ホワイトハウスの写真2006年04月20日【EPA=時事】
筆者は二〇〇〇年夏にワシントンに赴任した際、国家安全保障会議(NSC)の副報道官にホワイトハウスの内部を案内してもらった。地下の柱に黒焦げの部分があるのが目に留まったので尋ねると、副報道官は笑いながら、第二の独立戦争と呼ばれた英国との「一八一二年戦争」(一八一二~一四年)の最中に、ホワイトハウスが英軍の焼き討ちに遭った時の名残であると話してくれた。
当時の第四代大統領ジェームズ・マディソンは、英軍の進撃を知って、妻と共に隣のバージニア州に退避した。今でこそ、唯一の超大国にのし上がった米国だが、独立から間もない時期には、国家の存立が脅かされるほど軍事力がひ弱で、防御は手薄だった。今から思えば、ほほ笑ましいエピソードである。
それから長年、ホワイトハウスが直接的な脅威にさらされる事態はなかった。二〇〇一年九月十一日に米国を襲った同時多発テロが、国民に大きなショックを与えた理由の一つは、ニューヨークの世界貿易センタービルやワシントン郊外の国防総省だけでなく、まかり間違えば、ホワイトハウスも米英戦争以来、初めて直接的な攻撃を受ける可能性があったからである。

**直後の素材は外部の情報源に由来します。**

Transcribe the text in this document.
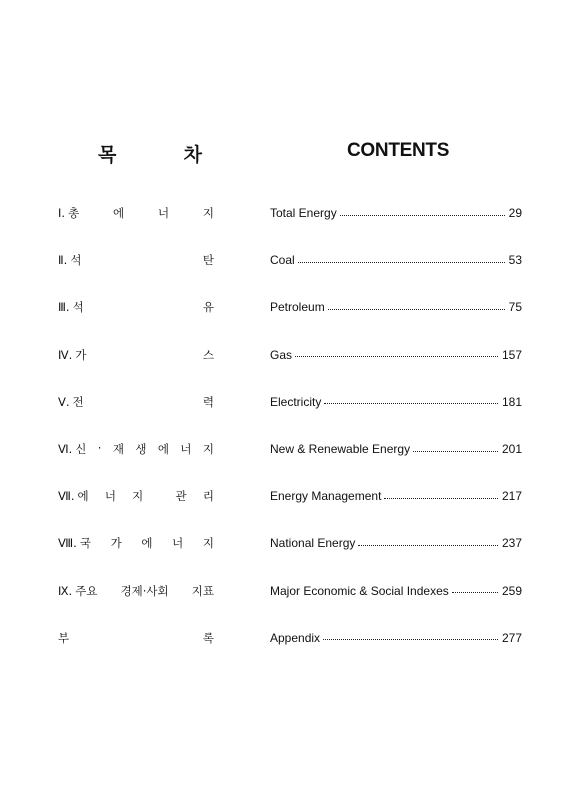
목	차	CONTENTS
Ⅰ. 총	에	너	지	Total Energy	29
Ⅱ. 석	탄	Coal	53
Ⅲ. 석	유	Petroleum	75
Ⅳ. 가	스	Gas	157
Ⅴ. 전	력	Electricity	181
Ⅵ. 신 · 재 생 에 너 지	New & Renewable Energy	201
Ⅶ. 에 너 지	관 리	Energy Management	217
Ⅷ. 국 가 에 너 지	National Energy	237
Ⅸ. 주요 경제·사회 지표	Major Economic & Social Indexes	259
부	록	Appendix	277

あの時、ブッシュはフロリダを訪問中でホワイトハウスにはいなかった。チェイニー副大統領やライス大統領補佐官(国家安全保障担当=現在は国務長官)らが、ホワイトハウスの地下に大慌てで避難し、万一に備えた。その日の夕方、ブッシュは大統領専用機の飛行は危険だとするシークレットサービスの進言を退け、空路ワシントンに戻った。「戦時大統領」になる覚悟で国民に団結を呼び掛ける場所は、やはりホワイトハウスでなければならなかったのだろう。